皇帝端坐在上首,多寿弯着腰侍立在一旁,继后坐在他身边的位置,脸上显然是用心打扮一番过的,仔细看来倒有一股别样的风韵。
“老三带着平宁侯家的孩子来了,快坐!”继后笑着招呼道,俨然一副主人姿态。
景元曜牵着宋澈的手走到殿前,规规矩矩三跪九叩地行了跪拜礼,皇帝方才抬起眼皮看了他们一眼,淡淡地“嗯”了一声。
“平宁侯近来身体可还安好啊?”继后热络道。
宋澈不卑不亢地答道:“劳皇后娘娘挂心,家父一切安好。”
继后看着他们,欣慰地点点头,转头笑着朝皇帝说道:“如今身边老三可是有个固定的人了,总算让皇上省了不少心。”
“如今宋家的孩子入了府,可要宽容大度,毕竟老三这孩子玩心重,从小就朝三暮四的,干什么都没个长性,现在总算能让他收收心,像他二哥一样,学着替皇上分忧。”
景元曜冷笑一声,“二哥才德出众,儿臣自愧不如,儿臣来时还听坊间皆言二哥礼贤下士,贤明不输先皇呢。”
皇帝皱眉道:“一群愚民口出无知之言罢了。
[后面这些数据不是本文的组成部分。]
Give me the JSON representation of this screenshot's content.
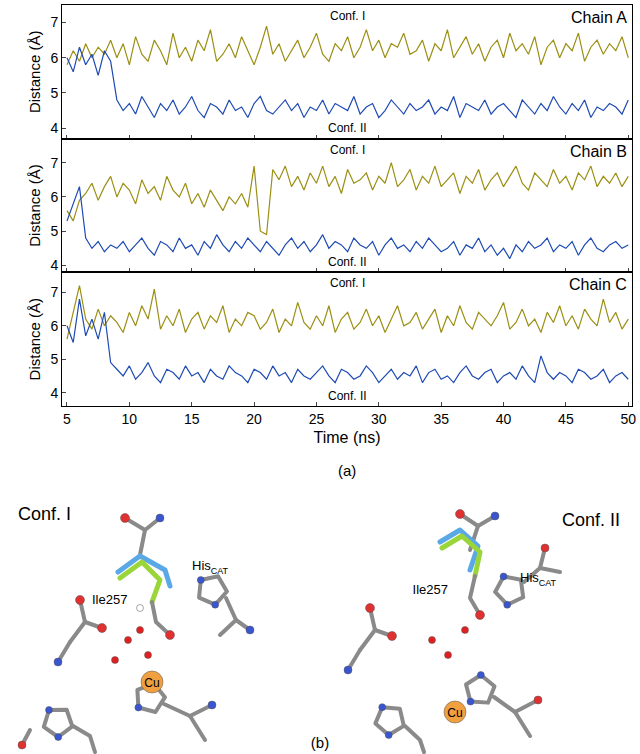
{
  "chart_data": [
    {
      "type": "line",
      "title": "Chain A",
      "y_label": "Distance (Å)",
      "tick_labels": "y",
      "grid": false,
      "xlim": [
        4.6,
        50.3
      ],
      "xticks": [
        5,
        10,
        15,
        20,
        25,
        30,
        35,
        40,
        45,
        50
      ],
      "ylim": [
        3.7,
        7.5
      ],
      "yticks": [
        4,
        5,
        6,
        7
      ],
      "x": [
        5,
        5.5,
        6,
        6.5,
        7,
        7.5,
        8,
        8.5,
        9,
        9.5,
        10,
        10.5,
        11,
        11.5,
        12,
        12.5,
        13,
        13.5,
        14,
        14.5,
        15,
        15.5,
        16,
        16.5,
        17,
        17.5,
        18,
        18.5,
        19,
        19.5,
        20,
        20.5,
        21,
        21.5,
        22,
        22.5,
        23,
        23.5,
        24,
        24.5,
        25,
        25.5,
        26,
        26.5,
        27,
        27.5,
        28,
        28.5,
        29,
        29.5,
        30,
        30.5,
        31,
        31.5,
        32,
        32.5,
        33,
        33.5,
        34,
        34.5,
        35,
        35.5,
        36,
        36.5,
        37,
        37.5,
        38,
        38.5,
        39,
        39.5,
        40,
        40.5,
        41,
        41.5,
        42,
        42.5,
        43,
        43.5,
        44,
        44.5,
        45,
        45.5,
        46,
        46.5,
        47,
        47.5,
        48,
        48.5,
        49,
        49.5,
        50
      ],
      "series": [
        {
          "name": "Conf. I",
          "color": "#9b8f14",
          "values": [
            5.8,
            6.2,
            5.9,
            6.4,
            6.0,
            6.3,
            6.1,
            6.5,
            6.0,
            6.4,
            5.8,
            6.6,
            6.1,
            5.9,
            6.5,
            6.2,
            5.8,
            6.7,
            6.0,
            6.3,
            5.9,
            6.5,
            6.2,
            6.8,
            5.9,
            6.1,
            6.4,
            6.0,
            6.6,
            6.2,
            5.8,
            6.3,
            6.9,
            6.1,
            6.4,
            5.9,
            6.2,
            6.5,
            6.0,
            6.3,
            6.7,
            6.1,
            5.9,
            6.4,
            6.2,
            6.6,
            6.0,
            6.3,
            6.8,
            6.2,
            6.5,
            6.0,
            6.4,
            6.3,
            6.7,
            6.1,
            6.2,
            6.5,
            5.9,
            6.4,
            6.2,
            6.8,
            6.0,
            6.3,
            6.6,
            6.1,
            6.4,
            5.9,
            6.3,
            6.5,
            6.0,
            6.7,
            6.2,
            6.4,
            6.1,
            6.6,
            5.8,
            6.3,
            6.5,
            6.0,
            6.4,
            6.2,
            6.7,
            5.9,
            6.3,
            6.5,
            6.1,
            6.4,
            6.2,
            6.6,
            6.0
          ]
        },
        {
          "name": "Conf. II",
          "color": "#1f4bb4",
          "values": [
            6.0,
            5.6,
            6.3,
            5.8,
            6.1,
            5.5,
            6.2,
            5.9,
            4.8,
            4.5,
            4.7,
            4.4,
            4.9,
            4.6,
            4.3,
            4.7,
            4.5,
            4.8,
            4.4,
            4.6,
            4.9,
            4.5,
            4.3,
            4.7,
            4.6,
            4.4,
            4.8,
            4.5,
            4.6,
            4.3,
            4.7,
            4.9,
            4.5,
            4.4,
            4.6,
            4.8,
            4.5,
            4.7,
            4.3,
            4.6,
            4.5,
            4.8,
            4.4,
            4.7,
            4.6,
            4.5,
            4.9,
            4.4,
            4.6,
            4.7,
            4.3,
            4.5,
            4.8,
            4.6,
            4.4,
            4.7,
            4.5,
            4.6,
            4.8,
            4.4,
            4.6,
            4.5,
            4.9,
            4.3,
            4.7,
            4.6,
            4.5,
            4.8,
            4.4,
            4.6,
            4.7,
            4.5,
            4.3,
            4.8,
            4.6,
            4.4,
            4.7,
            4.5,
            4.9,
            4.6,
            4.4,
            4.7,
            4.5,
            4.8,
            4.3,
            4.6,
            4.5,
            4.7,
            4.6,
            4.4,
            4.8
          ]
        }
      ]
    },
    {
      "type": "line",
      "title": "Chain B",
      "y_label": "Distance (Å)",
      "tick_labels": "y",
      "grid": false,
      "xlim": [
        4.6,
        50.3
      ],
      "xticks": [
        5,
        10,
        15,
        20,
        25,
        30,
        35,
        40,
        45,
        50
      ],
      "ylim": [
        3.8,
        7.7
      ],
      "yticks": [
        4,
        5,
        6,
        7
      ],
      "x": [
        5,
        5.5,
        6,
        6.5,
        7,
        7.5,
        8,
        8.5,
        9,
        9.5,
        10,
        10.5,
        11,
        11.5,
        12,
        12.5,
        13,
        13.5,
        14,
        14.5,
        15,
        15.5,
        16,
        16.5,
        17,
        17.5,
        18,
        18.5,
        19,
        19.5,
        20,
        20.5,
        21,
        21.5,
        22,
        22.5,
        23,
        23.5,
        24,
        24.5,
        25,
        25.5,
        26,
        26.5,
        27,
        27.5,
        28,
        28.5,
        29,
        29.5,
        30,
        30.5,
        31,
        31.5,
        32,
        32.5,
        33,
        33.5,
        34,
        34.5,
        35,
        35.5,
        36,
        36.5,
        37,
        37.5,
        38,
        38.5,
        39,
        39.5,
        40,
        40.5,
        41,
        41.5,
        42,
        42.5,
        43,
        43.5,
        44,
        44.5,
        45,
        45.5,
        46,
        46.5,
        47,
        47.5,
        48,
        48.5,
        49,
        49.5,
        50
      ],
      "series": [
        {
          "name": "Conf. I",
          "color": "#9b8f14",
          "values": [
            5.6,
            5.3,
            5.9,
            6.1,
            6.4,
            5.9,
            6.3,
            6.6,
            6.0,
            6.4,
            6.2,
            5.8,
            6.5,
            6.1,
            6.3,
            5.9,
            6.6,
            6.2,
            6.0,
            6.4,
            5.8,
            6.1,
            5.7,
            6.2,
            5.9,
            5.6,
            6.0,
            5.8,
            6.1,
            5.7,
            6.9,
            5.0,
            4.9,
            6.8,
            6.5,
            6.9,
            6.3,
            6.6,
            6.2,
            6.7,
            6.4,
            6.9,
            6.3,
            6.6,
            6.1,
            6.8,
            6.4,
            6.5,
            6.7,
            6.2,
            6.6,
            6.4,
            7.0,
            6.3,
            6.5,
            6.8,
            6.2,
            6.6,
            6.4,
            6.9,
            6.3,
            6.5,
            6.7,
            6.1,
            6.6,
            6.4,
            6.8,
            6.2,
            6.5,
            6.7,
            6.3,
            6.6,
            6.9,
            6.4,
            6.2,
            6.7,
            6.5,
            6.3,
            6.8,
            6.4,
            6.6,
            6.2,
            6.7,
            6.5,
            6.9,
            6.3,
            6.6,
            6.4,
            6.7,
            6.3,
            6.6
          ]
        },
        {
          "name": "Conf. II",
          "color": "#1f4bb4",
          "values": [
            5.3,
            5.8,
            6.3,
            4.8,
            4.5,
            4.7,
            4.4,
            4.6,
            4.5,
            4.7,
            4.4,
            4.6,
            4.8,
            4.5,
            4.3,
            4.7,
            4.6,
            4.4,
            4.8,
            4.5,
            4.6,
            4.3,
            4.7,
            4.5,
            4.9,
            4.6,
            4.4,
            4.7,
            4.5,
            4.8,
            4.6,
            4.4,
            4.7,
            4.5,
            4.3,
            4.6,
            4.8,
            4.5,
            4.7,
            4.4,
            4.6,
            4.9,
            4.5,
            4.7,
            4.6,
            4.4,
            4.8,
            4.6,
            4.5,
            4.7,
            4.3,
            4.6,
            4.8,
            4.5,
            4.6,
            4.4,
            4.7,
            4.5,
            4.8,
            4.6,
            4.4,
            4.5,
            4.7,
            4.3,
            4.6,
            4.5,
            4.8,
            4.4,
            4.6,
            4.3,
            4.5,
            4.2,
            4.6,
            4.4,
            4.7,
            4.5,
            4.6,
            4.8,
            4.4,
            4.6,
            4.5,
            4.7,
            4.3,
            4.6,
            4.8,
            4.5,
            4.4,
            4.6,
            4.7,
            4.5,
            4.6
          ]
        }
      ]
    },
    {
      "type": "line",
      "title": "Chain C",
      "y_label": "Distance (Å)",
      "x_label": "Time (ns)",
      "grid": false,
      "xlim": [
        4.6,
        50.3
      ],
      "xticks": [
        5,
        10,
        15,
        20,
        25,
        30,
        35,
        40,
        45,
        50
      ],
      "ylim": [
        3.6,
        7.6
      ],
      "yticks": [
        4,
        5,
        6,
        7
      ],
      "x": [
        5,
        5.5,
        6,
        6.5,
        7,
        7.5,
        8,
        8.5,
        9,
        9.5,
        10,
        10.5,
        11,
        11.5,
        12,
        12.5,
        13,
        13.5,
        14,
        14.5,
        15,
        15.5,
        16,
        16.5,
        17,
        17.5,
        18,
        18.5,
        19,
        19.5,
        20,
        20.5,
        21,
        21.5,
        22,
        22.5,
        23,
        23.5,
        24,
        24.5,
        25,
        25.5,
        26,
        26.5,
        27,
        27.5,
        28,
        28.5,
        29,
        29.5,
        30,
        30.5,
        31,
        31.5,
        32,
        32.5,
        33,
        33.5,
        34,
        34.5,
        35,
        35.5,
        36,
        36.5,
        37,
        37.5,
        38,
        38.5,
        39,
        39.5,
        40,
        40.5,
        41,
        41.5,
        42,
        42.5,
        43,
        43.5,
        44,
        44.5,
        45,
        45.5,
        46,
        46.5,
        47,
        47.5,
        48,
        48.5,
        49,
        49.5,
        50
      ],
      "series": [
        {
          "name": "Conf. I",
          "color": "#9b8f14",
          "values": [
            5.6,
            6.4,
            7.2,
            6.2,
            5.9,
            6.5,
            6.0,
            6.3,
            6.1,
            5.8,
            6.4,
            6.0,
            6.6,
            6.2,
            7.1,
            5.9,
            6.3,
            6.0,
            6.5,
            5.8,
            6.2,
            6.4,
            5.9,
            6.3,
            6.1,
            6.6,
            5.8,
            6.2,
            6.0,
            6.4,
            6.3,
            5.9,
            6.1,
            6.5,
            5.8,
            6.2,
            6.0,
            6.7,
            6.1,
            5.9,
            6.3,
            6.0,
            6.6,
            5.8,
            6.2,
            6.4,
            5.9,
            6.1,
            6.5,
            6.0,
            6.3,
            5.8,
            6.2,
            6.6,
            6.0,
            6.1,
            6.4,
            5.9,
            6.2,
            6.5,
            5.8,
            6.3,
            6.0,
            6.6,
            6.1,
            5.9,
            6.4,
            6.2,
            6.0,
            6.3,
            6.7,
            5.9,
            6.1,
            6.5,
            6.0,
            6.2,
            5.8,
            6.4,
            6.1,
            6.6,
            6.0,
            6.3,
            5.9,
            6.5,
            6.2,
            6.0,
            6.8,
            6.1,
            6.4,
            5.9,
            6.2
          ]
        },
        {
          "name": "Conf. II",
          "color": "#1f4bb4",
          "values": [
            6.0,
            5.5,
            6.8,
            5.7,
            6.2,
            5.6,
            6.4,
            4.9,
            4.7,
            4.5,
            4.8,
            4.4,
            4.6,
            4.9,
            4.5,
            4.3,
            4.7,
            4.6,
            4.4,
            4.8,
            4.5,
            4.6,
            4.3,
            4.7,
            4.5,
            4.4,
            4.8,
            4.6,
            4.5,
            4.3,
            4.7,
            4.6,
            4.4,
            4.8,
            4.5,
            4.6,
            4.3,
            4.7,
            4.5,
            4.4,
            4.6,
            4.8,
            4.5,
            4.3,
            4.7,
            4.6,
            4.4,
            4.5,
            4.8,
            4.6,
            4.3,
            4.5,
            4.7,
            4.4,
            4.6,
            4.5,
            4.8,
            4.3,
            4.6,
            4.7,
            4.4,
            4.5,
            4.3,
            4.6,
            4.8,
            4.5,
            4.4,
            4.6,
            4.7,
            4.3,
            4.5,
            4.6,
            4.4,
            4.8,
            4.5,
            4.3,
            5.1,
            4.6,
            4.4,
            4.6,
            4.5,
            4.3,
            4.7,
            4.6,
            4.4,
            4.5,
            4.7,
            4.3,
            4.5,
            4.6,
            4.4
          ]
        }
      ]
    }
  ],
  "chart_label": "(a)",
  "diagram": {
    "label": "(b)",
    "structures": [
      {
        "title": "Conf. I",
        "residue": "Ile257",
        "his": {
          "text": "His",
          "subscript": "CAT"
        },
        "metal": "Cu"
      },
      {
        "title": "Conf. II",
        "residue": "Ile257",
        "his": {
          "text": "His",
          "subscript": "CAT"
        },
        "metal": "Cu"
      }
    ]
  }
}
”
继后也瞬时花容失色,怒道:“如今这百姓可是越来越不好管束了!”
景慕贤原本冷眼旁观,一听这话吓得脸色一变,生生从座位上滚下来,战战兢兢申辩道:“父皇,儿臣实在惶恐!”
景元曜于是趁机跪在厅前,朗声道:“父皇,儿臣自知愚钝,文不成武不就,如今自请替父皇巡查我南方皇土,为父皇分忧!”
德敬帝有些恼怒地看着景元曜准备得面面俱到,竟一时想不出拒绝的理由。
“都起来吧,此事容后再议。”
宋澈却是想不明白景元曜在闵都待的好好的,为何突然请命去南方受罪。
他把景元曜一时的许诺当做戏言,却不曾想听者无意,说者有心。